Scientists report milestone in AIDS epidemic

Action on AIDS

A patient seems to be cured of infection with H.I.V., the virus that causes AIDS, for only the second time since the global epidemic began in the early 1980s, according to an article by Apoorva Mandavilli in the New York Times. Scientists appear to have succeeded in duplicating the procedure that led to the first long-term remission 12 years ago.

The investigators will publish their report in the journal Nature and present some of the details at the Conference on Retroviruses and Opportunistic Infections in Seattle. While they call the case a long-term remission, most experts say it is a cure, although there are only two known instances. Both cases involved bone-marrow transplants on infected patients, but the transplants were supposed to treat cancer in the patients, rather than H.I.V.

Strong drugs can control H.I.V. infection, while transplants are risky, with long-lasting, harsh side effects. While bone-marrow transplantation may not be a realistic treatment option in the near future, fortifying the body with immune cells modified to resist H.I.V. could become a practical treatment, experts said.

According to Dr. Annemarie Wensing, a virologist at the University Medical Center Utrecht in the Netherlands, “This will inspire people that cure is not a dream. It’s reachable.”

As the article explained, Dr. Wensing is co-leader of IciStem, a consortium of European scientists who are exploring stem cell transplants to treat H.I.V. infection. The group is supported by AMFAR, the American AIDS research organization.

While the new patient wants to remain anonymous, and the scientists call him the “London patient,” he said that he feels “a sense of responsibility to help the doctors understand how it happened so they can develop the science.” Finding that he could be cured of both cancer and H.I.V. infection was “surreal” and “overwhelming.”

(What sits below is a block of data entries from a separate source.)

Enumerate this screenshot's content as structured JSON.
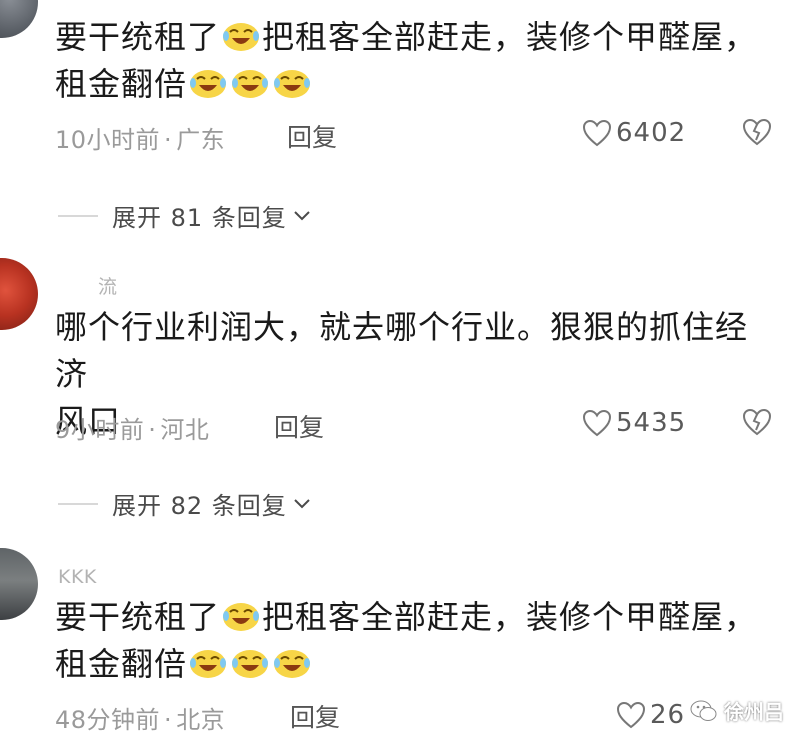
{
  "comments": [
    {
      "username": "",
      "text_line1_a": "要干统租了",
      "text_line1_b": "把租客全部赶走，装修个甲醛屋，",
      "text_line2": "租金翻倍",
      "time": "10小时前",
      "location": "广东",
      "reply_label": "回复",
      "likes": "6402",
      "expand_label": "展开 81 条回复"
    },
    {
      "username": "流",
      "text_line1": "哪个行业利润大，就去哪个行业。狠狠的抓住经济",
      "text_line2": "风口",
      "time": "9小时前",
      "location": "河北",
      "reply_label": "回复",
      "likes": "5435",
      "expand_label": "展开 82 条回复"
    },
    {
      "username": "KKK",
      "text_line1_a": "要干统租了",
      "text_line1_b": "把租客全部赶走，装修个甲醛屋，",
      "text_line2": "租金翻倍",
      "time": "48分钟前",
      "location": "北京",
      "reply_label": "回复",
      "likes": "26"
    }
  ],
  "separator": "·",
  "watermark": "徐州吕",
  "icons": {
    "emoji": "laughing-tears-emoji-icon",
    "like": "heart-outline-icon",
    "dislike": "broken-heart-icon",
    "expand": "chevron-down-icon"
  },
  "colors": {
    "text": "#1a1a1a",
    "meta": "#9a9a9a",
    "emoji": "#f7d547"
  }
}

In 2007, a German doctor described the first cure in the “Berlin patient,” who was later identified as Timothy Ray Brown, 52. When it became clear that Brown had really been cured, scientists tried to duplicate the result. However, the virus came back in every other case, usually about nine months after the patients stopped taking antiretroviral drugs, or the patients died of cancer.

After chemotherapy on Brown’s leukemia was unsuccessful, he had two bone-marrow transplants from a donor with a mutation in a protein called CCR5, which lies on the surface of certain immune cells. While H.I.V. uses the protein to enter those cells, it cannot latch on to the mutated version. Brown received harsh immunosuppressive drugs that are no longer used and suffered serious complications long after the transplant. Placed in an induced coma, he almost died.

The London patient, who had Hodgkin’s lymphoma, received a bone-marrow transplant from a donor with the CCR5 mutation in May 2016. He also took immunosuppressive drugs. He stopped taking anti-H.I.V. drugs in September 2017, making him the first patient since Brown to stay virus-free for more than a year after stopping. The transplant killed the cancer without harmful side effects. The transplanted immune cells, now resistant to H.I.V., appear to have completely replaced his vulnerable cells.